I can claim no credit for the idea put forward in this posting. It was a pespective highlighted to me by a man who knows a great deal about politics and economics in the UK and the world and it seemed to be so true that I had to mention it here, in the hope that I can help spread the idea a little further. As you will see, it also fits in with some of the discussion I have been having on this site around the Crusades. What this man did was liken paying for carbon offsetting with papal indulgences of the Middle Ages.
First the background of these two elements. Carbon offsetting has been in the newspapers and television reports a great deal and involves people and companies analysing how much carbon dioxide (and note it is the gas carbon dioxide it just gets reduced to this in popular usage and people do not actually mean carbon which is usually a solid element at room temperature and is most obvious in things like coal, but is also the basis of diamonds and is a component of life on Earth, which is why chemistry featuring carbon is called 'organic chemistry') they produce and then paying a company like Carbon Neutral Company or Climate Care to carry out activities which globally reduce carbon dioxide emissions and so hopefully reduce global warming. It is reckoned that every individual would have to spend £75 (€107; US$149 - the pound has dropped against both currencies this week) per year to reverse the amount of carbon dioxide they produce through using electrical items, travelling by car, aeroplane, ship and so on.
The second element are Papal Indulgences. These were introduced in the 11th century by the Catholic Church at the time that the Crusading movement was becoming established. Before the introduction of indulgences the way to get to Heaven was to be baptised, confess your sins, believe in God and Jesus Christ in line with the doctrines of the Church and live a life in which you carried out good works. The concept of Purgatory gained ground between the 4th-6th centuries. It was a kind of intermediary place where people went who were not so evil that they would be sent straight to Hell, but not so good that they went straight to Heaven, i.e. the bulk of the population. Their soul might spend thousands of years after their death being purified of the sins they had committed on Earth before eventually they got into Heaven. Now, if they got their descendants or hired someone like a chuch or monastery to say prayers for them after their death then it shortened the time they had to spend in Purgatory. Increasingly from the 11th century onwards, however, you could also buy an indulgence from a church representative (such as the Pardoner in Geoffrey Chaucer's 'Canterbury Tales') which eliminated a certain amount of sin from your life, say five years' worth, so that when you came to Purgatory you would not have to spend so long there. Very expensive indulgences could wipe away all the sin in your life as could going on a Crusade (well by the time of the late Crusades by which time it was getting harder to raise volunteers and the rewards had to be greater, a kind of 'indulgence inflation' happened).

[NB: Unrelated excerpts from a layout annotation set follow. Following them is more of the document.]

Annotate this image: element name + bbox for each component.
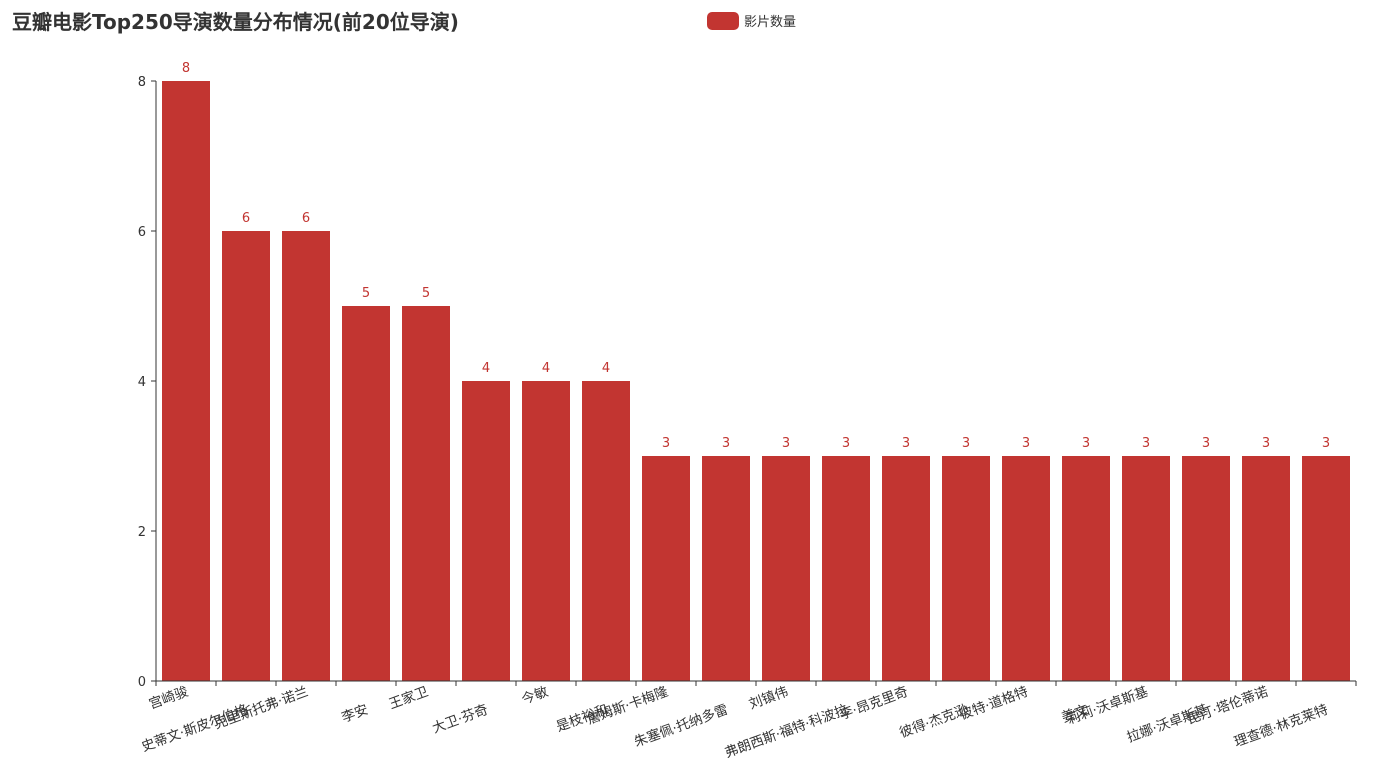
bar-value-label: 3 [1322,436,1330,451]
x-category-label: 王家卫 [386,683,430,713]
bar [642,456,690,681]
x-category-label: 李安 [340,702,371,726]
bar [822,456,870,681]
bar-value-label: 3 [1202,436,1210,451]
bar [282,231,330,681]
legend-item[interactable]: 影片数量 [707,11,796,30]
x-category-label: 大卫·芬奇 [430,701,491,737]
bar-value-label: 5 [422,286,430,301]
bar [402,306,450,681]
bar [1302,456,1350,681]
y-tick-label: 4 [138,375,146,390]
bar-value-label: 3 [962,436,970,451]
bar-value-label: 8 [182,61,190,76]
x-category-label: 理查德·林克莱特 [1232,702,1330,751]
legend-swatch [707,11,739,30]
bar [1242,456,1290,681]
chart-title: 豆瓣电影Top250导演数量分布情况(前20位导演) [12,10,459,34]
bar [882,456,930,681]
bar-value-label: 3 [1142,436,1150,451]
bar-value-label: 3 [1082,436,1090,451]
x-category-label: 弗朗西斯·福特·科波拉 [723,702,851,762]
bar [162,81,210,681]
bar-value-label: 3 [782,436,790,451]
bar [222,231,270,681]
bar-value-label: 6 [302,211,310,226]
bar [342,306,390,681]
bar [702,456,750,681]
y-tick-label: 2 [138,525,146,540]
bar-value-label: 4 [482,361,490,376]
bar-value-label: 4 [542,361,550,376]
bar [1182,456,1230,681]
legend-label: 影片数量 [744,15,797,30]
bar-value-label: 3 [842,436,850,451]
bar-value-label: 6 [242,211,250,226]
bar [942,456,990,681]
bar-value-label: 4 [602,361,610,376]
bar-value-label: 3 [1022,436,1030,451]
bar-value-label: 5 [362,286,370,301]
bar [462,381,510,681]
x-category-label: 朱塞佩·托纳多雷 [632,701,731,751]
y-tick-label: 0 [138,675,146,690]
x-category-label: 今敏 [520,684,551,708]
y-tick-label: 6 [138,225,146,240]
bar [1062,456,1110,681]
x-category-label: 李·昂克里奇 [837,683,910,724]
bar [1122,456,1170,681]
bar-value-label: 3 [1262,436,1270,451]
x-category-label: 宫崎骏 [147,684,191,713]
x-category-label: 彼特·道格特 [957,684,1030,724]
y-tick-label: 8 [138,75,146,90]
bar-value-label: 3 [662,436,670,451]
bar [1002,456,1050,681]
x-category-label: 刘镇伟 [747,684,791,713]
bar [762,456,810,681]
bar-value-label: 3 [902,436,910,451]
bar [582,381,630,681]
bar [522,381,570,681]
bar-value-label: 3 [722,436,730,451]
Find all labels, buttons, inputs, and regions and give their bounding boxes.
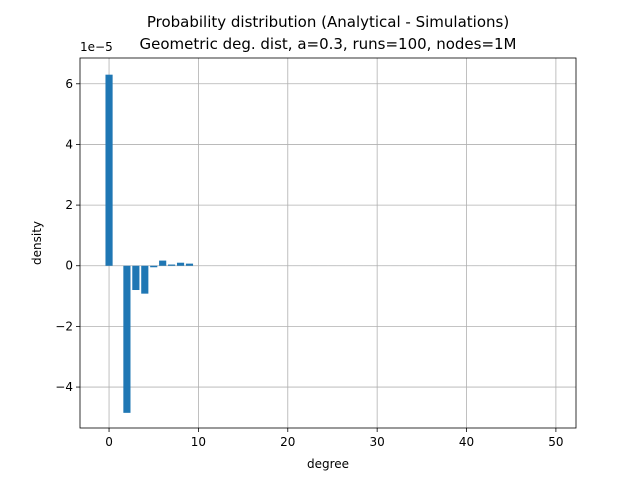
y-tick-label: 2 <box>65 198 73 212</box>
x-tick-label: 0 <box>105 435 113 449</box>
y-axis-label: density <box>30 221 44 265</box>
bar-degree-7 <box>168 264 176 266</box>
bar-degree-4 <box>141 265 149 294</box>
y-tick-label: 4 <box>65 137 73 151</box>
y-tick-label: 6 <box>65 77 73 91</box>
bar-degree-2 <box>123 265 131 413</box>
y-tick-label: −4 <box>55 380 73 394</box>
bar-degree-9 <box>185 263 194 266</box>
y-tick-label: 0 <box>65 259 73 273</box>
bar-degree-8 <box>176 262 185 266</box>
x-tick-label: 50 <box>548 435 563 449</box>
x-tick-label: 20 <box>280 435 295 449</box>
bar-degree-6 <box>159 260 167 266</box>
x-axis-label: degree <box>307 457 349 471</box>
x-tick-label: 40 <box>459 435 474 449</box>
plot-frame <box>79 57 577 429</box>
y-tick-label: −2 <box>55 319 73 333</box>
y-scale-label: 1e−5 <box>80 40 113 54</box>
chart-title-line-1: Probability distribution (Analytical - S… <box>147 13 509 31</box>
x-tick-label: 10 <box>191 435 206 449</box>
chart-title-line-2: Geometric deg. dist, a=0.3, runs=100, no… <box>139 35 516 53</box>
bar-degree-0 <box>105 74 113 266</box>
bar-degree-3 <box>132 265 140 291</box>
grid <box>80 58 576 428</box>
bar-degree-5 <box>150 265 158 268</box>
axis-ticks: 0 10 20 30 40 50 −4 −2 0 2 4 6 <box>55 77 563 449</box>
bars <box>105 74 551 413</box>
x-tick-label: 30 <box>370 435 385 449</box>
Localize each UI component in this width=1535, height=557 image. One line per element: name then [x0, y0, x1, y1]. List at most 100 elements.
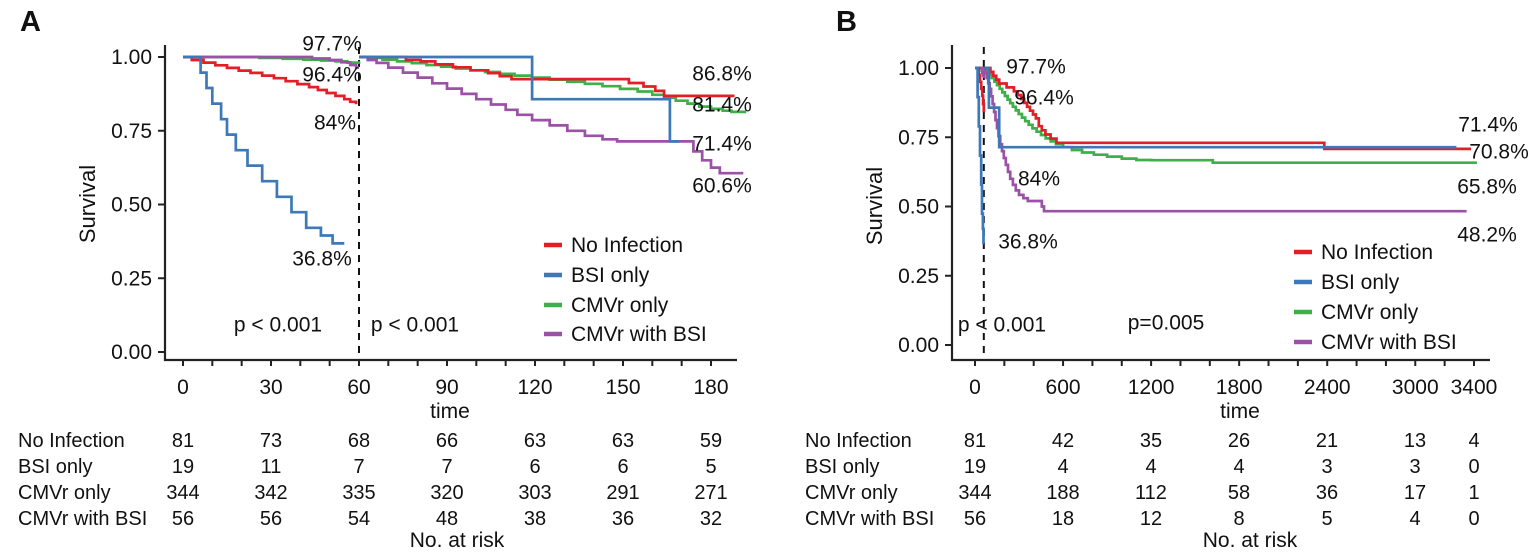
- panel-a-y-tick-label: 0.50: [111, 194, 152, 217]
- panel-b-x-tick-label: 0: [969, 376, 981, 399]
- panel-b-survival-annotation: 84%: [1018, 168, 1060, 191]
- panel-b-risk-value: 8: [1233, 508, 1244, 530]
- panel-a-y-tick-label: 0.00: [111, 341, 152, 364]
- panel-b-risk-value: 112: [1135, 482, 1167, 504]
- panel-a-axis: [163, 45, 737, 362]
- panel-b-x-tick-label: 1200: [1128, 376, 1175, 399]
- panel-a-risk-value: 56: [260, 508, 282, 530]
- panel-b-risk-value: 36: [1316, 482, 1338, 504]
- panel-a-curve-cmvr-with-bsi: [183, 55, 359, 69]
- panel-b-legend-label: CMVr with BSI: [1321, 331, 1457, 354]
- panel-b-risk-value: 0: [1468, 508, 1479, 530]
- panel-a-risk-value: 56: [172, 508, 194, 530]
- panel-b-risk-value: 4: [1145, 456, 1156, 478]
- panel-b-survival-annotation: 96.4%: [1014, 87, 1074, 110]
- panel-a-y-tick-label: 1.00: [111, 46, 152, 69]
- panel-a-risk-value: 271: [694, 482, 727, 504]
- panel-a-curve-bsi-only: [183, 55, 345, 245]
- panel-b-survival-annotation: 48.2%: [1457, 224, 1517, 247]
- panel-a-x-tick-label: 150: [605, 376, 640, 399]
- panel-b-risk-value: 3: [1409, 456, 1420, 478]
- panel-b-survival-annotation: 70.8%: [1469, 141, 1529, 164]
- panel-a-pvalue-label: p < 0.001: [234, 314, 322, 337]
- panel-a-survival-annotation: 71.4%: [692, 133, 752, 156]
- panel-b-pvalue-label: p < 0.001: [958, 314, 1046, 337]
- panel-a-x-tick-label: 60: [347, 376, 370, 399]
- panel-a-pvalue-label: p < 0.001: [371, 314, 459, 337]
- panel-b-risk-value: 4: [1057, 456, 1068, 478]
- panel-a-risk-caption: No. at risk: [409, 529, 505, 552]
- panel-a-survival-annotation: 96.4%: [302, 64, 362, 87]
- panel-b-axis: [950, 45, 1490, 362]
- panel-a-risk-value: 48: [436, 508, 458, 530]
- panel-a-legend-label: CMVr with BSI: [571, 323, 707, 346]
- panel-a-risk-value: 68: [348, 430, 370, 452]
- panel-a-curve-cmvr-only: [359, 55, 747, 114]
- panel-a-survival-annotation: 81.4%: [692, 94, 752, 117]
- panel-a-risk-value: 81: [172, 430, 194, 452]
- panel-b-risk-value: 56: [964, 508, 986, 530]
- panel-b-y-axis-title: Survival: [862, 166, 887, 246]
- panel-b-risk-value: 81: [964, 430, 986, 452]
- panel-b-survival-annotation: 65.8%: [1457, 176, 1517, 199]
- panel-a-risk-row-label: CMVr only: [18, 482, 111, 504]
- panel-a-risk-value: 19: [172, 456, 194, 478]
- panel-b-legend-label: BSI only: [1321, 271, 1400, 294]
- panel-a-curve-bsi-only: [359, 55, 679, 143]
- panel-b-risk-row-label: No Infection: [805, 430, 912, 452]
- panel-a-legend-label: No Infection: [571, 234, 683, 257]
- panel-a-y-tick-label: 0.75: [111, 120, 152, 143]
- panel-b-risk-value: 26: [1228, 430, 1250, 452]
- panel-a-risk-row-label: No Infection: [18, 430, 125, 452]
- panel-b-risk-value: 12: [1140, 508, 1162, 530]
- panel-a-risk-value: 54: [348, 508, 370, 530]
- panel-a-x-tick-label: 90: [435, 376, 458, 399]
- panel-b-curve-bsi-only: [984, 66, 1457, 149]
- panel-b-risk-value: 19: [964, 456, 986, 478]
- panel-a-risk-value: 344: [166, 482, 199, 504]
- panel-b-legend-label: No Infection: [1321, 241, 1433, 264]
- panel-a-survival-annotation: 60.6%: [692, 175, 752, 198]
- panel-b-curve-cmvr-only: [983, 66, 1477, 165]
- panel-b-risk-value: 58: [1228, 482, 1250, 504]
- panel-b-x-tick-label: 3400: [1451, 376, 1498, 399]
- panel-a-y-axis-title: Survival: [75, 164, 100, 244]
- panel-b-risk-value: 4: [1468, 430, 1479, 452]
- panel-b-risk-caption: No. at risk: [1202, 529, 1298, 552]
- panel-a-survival-annotation: 36.8%: [292, 248, 352, 271]
- panel-a-survival-annotation: 86.8%: [692, 63, 752, 86]
- panel-a-risk-value: 38: [524, 508, 546, 530]
- panel-b-risk-value: 4: [1233, 456, 1244, 478]
- panel-a-risk-value: 303: [518, 482, 551, 504]
- panel-a-curve-cmvr-with-bsi: [359, 55, 744, 175]
- panel-a-risk-row-label: CMVr with BSI: [18, 508, 147, 530]
- panel-b-survival-annotation: 36.8%: [998, 231, 1058, 254]
- panel-a-y-tick-label: 0.25: [111, 267, 152, 290]
- panel-a-risk-value: 7: [353, 456, 364, 478]
- panel-a-curve-no-infection: [183, 55, 358, 105]
- panel-b-x-tick-label: 600: [1046, 376, 1081, 399]
- panel-b-risk-value: 4: [1409, 508, 1420, 530]
- panel-b-risk-value: 18: [1052, 508, 1074, 530]
- panel-b-risk-value: 17: [1404, 482, 1426, 504]
- panel-b-y-tick-label: 1.00: [898, 57, 939, 80]
- panel-b-x-tick-label: 3000: [1392, 376, 1439, 399]
- panel-b-risk-value: 13: [1404, 430, 1426, 452]
- panel-a-risk-value: 335: [342, 482, 375, 504]
- panel-b-risk-value: 1: [1468, 482, 1479, 504]
- panel-b-risk-value: 21: [1316, 430, 1338, 452]
- panel-a-risk-value: 32: [700, 508, 722, 530]
- panel-a-risk-value: 342: [254, 482, 287, 504]
- panel-a-risk-value: 36: [612, 508, 634, 530]
- panel-a-x-axis-title: time: [430, 400, 470, 423]
- panel-a-risk-value: 6: [617, 456, 628, 478]
- panel-b-x-axis-title: time: [1220, 400, 1260, 423]
- panel-a-survival-annotation: 84%: [314, 112, 356, 135]
- panel-a-legend-label: BSI only: [571, 264, 650, 287]
- panel-b-curve-cmvr-with-bsi: [975, 66, 986, 78]
- panel-b-risk-row-label: BSI only: [805, 456, 879, 478]
- panel-b-y-tick-label: 0.25: [898, 265, 939, 288]
- panel-b-curve-no-infection: [983, 66, 1471, 151]
- panel-b-y-tick-label: 0.75: [898, 126, 939, 149]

Indulgences brought in a good deal of money for the Catholic Church, but were attacked by reformers, not only because people like the pardoners became rich off the back of this business but on theological grounds as well. Given that Jesus said that it was very hard for a rich man to get into Heaven, how had it now become the case that the wealthy could pay to have all their sins expunged when a poor person had to put up with going through Purgatory? Things came to a head in 1517 when Pope Leo X had a large marketing campaign of indulgences to raise funds to rebuild St. Peter's Basilica. Protest against this was one of the key elements of the attacks by the monk Martin Luther on corruption in the Catholic Church and indulgences were the focus of the 28th of his 95 Theses. Luther thought that only God could grant redemption, not anyone on Earth, even the Pope and certainly not for financail return. Luther's actions were the start of the so-called Reformation which led to the formation of the Protestant Churches in the following decades.
One of the concerns about indulgences were that effectively as long as you had the cash you could be as sinful as you liked and then pay for those sins to be wiped clean. It did not matter to you that your actions in being sinful, for example murdering someone or committing adultery or being a glutton, actually hurt other people. This is the parallel my friend was making to carbon offsetting. The people who are most likely to pay to have their 'carbon footprint' offset are actually those people, like celebrities with their big cars and private aeroplanes, who are contributing the most the amount of carbon dioxide being pumped into the air. So they buy some offsetting and do not actually have to worry about their behaviour and feel they have a clear conscience. Of course it is the whole world who has to put up with the consequences of their actions and they do not repay those who they indirectly harm, such as people on islands losing their water table and their land because of rising sea levels.
Maybe we will see a 'carbon' Martin Luther nailing his protests to the door of some carbon offsetting company and arguing instead that we all need to reform our behaviour rather than some of us feeling we can opt out of any modification of how we behave simply because we can pay someone else to take the burden.